Methods: A total of 19 clinical Enterobacteriaceae strains (E. coli, n = 9; K. pneumoniae, n = 7; P. mirabilis, n = 3) resistant to third-generation cephalosporin were selected from collection of fluoroquinolone resistant isolates recovered during a 6-months period in regular hospital in Warsaw, Poland. ESBLs and AmpCs were detected by using phenotypic methods: double-disc tests (DDSTs), MAST ID D68C test, sensitivity to cefoxitin, disk potentiation test (DPT) and Tris-EDTA test. Polymerase chain reaction (PCR) amplification of the bla(AmpC), bla(CTM-M), bla(TEM), and bla(SHV), genes. PCR-products for these genes were sequenced. To determine the possible clonality of the tested isolates PFGE with the XbaI was performed.

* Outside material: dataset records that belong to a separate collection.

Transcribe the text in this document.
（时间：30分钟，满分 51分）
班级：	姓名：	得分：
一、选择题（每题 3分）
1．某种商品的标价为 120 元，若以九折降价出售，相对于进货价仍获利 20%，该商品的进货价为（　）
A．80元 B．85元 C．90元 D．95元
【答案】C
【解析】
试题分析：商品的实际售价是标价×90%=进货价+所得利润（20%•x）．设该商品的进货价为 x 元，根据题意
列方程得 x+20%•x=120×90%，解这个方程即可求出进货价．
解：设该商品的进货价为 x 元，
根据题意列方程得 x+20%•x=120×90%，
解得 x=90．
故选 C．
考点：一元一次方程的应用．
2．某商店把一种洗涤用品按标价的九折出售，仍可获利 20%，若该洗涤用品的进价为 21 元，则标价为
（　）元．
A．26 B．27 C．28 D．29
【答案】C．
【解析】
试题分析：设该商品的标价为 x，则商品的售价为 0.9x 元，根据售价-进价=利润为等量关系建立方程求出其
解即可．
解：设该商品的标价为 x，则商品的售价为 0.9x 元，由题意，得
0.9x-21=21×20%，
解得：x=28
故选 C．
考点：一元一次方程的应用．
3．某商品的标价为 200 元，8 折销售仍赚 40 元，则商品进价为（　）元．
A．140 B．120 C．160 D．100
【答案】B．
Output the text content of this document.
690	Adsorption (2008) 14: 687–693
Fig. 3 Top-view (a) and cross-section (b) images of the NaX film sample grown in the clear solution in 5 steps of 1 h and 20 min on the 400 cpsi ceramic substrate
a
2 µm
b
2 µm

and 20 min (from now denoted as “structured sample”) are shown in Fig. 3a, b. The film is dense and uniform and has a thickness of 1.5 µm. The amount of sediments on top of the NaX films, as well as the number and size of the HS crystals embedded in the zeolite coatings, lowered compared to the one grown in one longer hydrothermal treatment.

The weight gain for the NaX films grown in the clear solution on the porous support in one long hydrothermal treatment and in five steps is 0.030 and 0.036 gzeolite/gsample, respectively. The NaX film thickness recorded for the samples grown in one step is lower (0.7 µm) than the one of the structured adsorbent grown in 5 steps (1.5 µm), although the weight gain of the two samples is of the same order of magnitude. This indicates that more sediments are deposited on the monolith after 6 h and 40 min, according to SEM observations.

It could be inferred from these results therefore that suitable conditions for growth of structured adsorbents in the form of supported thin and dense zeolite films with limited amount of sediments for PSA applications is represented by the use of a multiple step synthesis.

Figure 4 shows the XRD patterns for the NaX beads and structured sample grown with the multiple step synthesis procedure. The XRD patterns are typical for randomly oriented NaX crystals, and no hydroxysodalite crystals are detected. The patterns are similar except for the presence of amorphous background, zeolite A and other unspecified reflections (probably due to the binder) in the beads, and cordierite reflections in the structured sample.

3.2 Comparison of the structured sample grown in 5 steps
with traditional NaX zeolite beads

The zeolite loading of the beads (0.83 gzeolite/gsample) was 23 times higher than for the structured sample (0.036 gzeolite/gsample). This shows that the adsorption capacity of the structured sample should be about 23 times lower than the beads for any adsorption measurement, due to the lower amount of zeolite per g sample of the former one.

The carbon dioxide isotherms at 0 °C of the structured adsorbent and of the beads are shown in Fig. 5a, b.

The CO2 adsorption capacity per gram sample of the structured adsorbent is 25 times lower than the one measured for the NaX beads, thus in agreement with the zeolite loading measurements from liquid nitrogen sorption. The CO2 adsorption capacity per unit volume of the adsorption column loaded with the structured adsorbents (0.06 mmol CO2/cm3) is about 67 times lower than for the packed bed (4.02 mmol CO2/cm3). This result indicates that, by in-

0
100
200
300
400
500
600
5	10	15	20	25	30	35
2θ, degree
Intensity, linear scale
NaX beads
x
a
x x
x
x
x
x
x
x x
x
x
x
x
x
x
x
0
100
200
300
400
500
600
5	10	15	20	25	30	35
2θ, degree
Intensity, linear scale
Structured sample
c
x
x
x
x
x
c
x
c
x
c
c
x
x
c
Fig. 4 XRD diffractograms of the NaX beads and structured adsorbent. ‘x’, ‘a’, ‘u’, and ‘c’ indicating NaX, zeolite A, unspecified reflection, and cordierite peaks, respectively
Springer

Results: Nine of 19 fluoroquinolone-resistant strains tested produced extended-spectrum beta-lactamases of TEM, SHV and CTX-M families. These ESBLs were most commonly detected in E. coli. AmpC beta-lactamases were produced by 6 tested strains, including 3 isolates of P. mirabilis. The AmpC found in our study belonged to CMY and DHA families, Furthermore, 4 isolates of K. pneumoniae were found to co-produce both ESBL and AmpC beta-lactamases. XbaI-PFGE profiles pointed significant differences of tested strains.
Conclusion: Horizontal transfer of genes encoding for acquired beta-lactamases such ESBL and AmpC seem to play primary role in dissemination of these resistance traits among fluoroquinolone-resistant clinical strains of Enterobacteriaceae in Poland.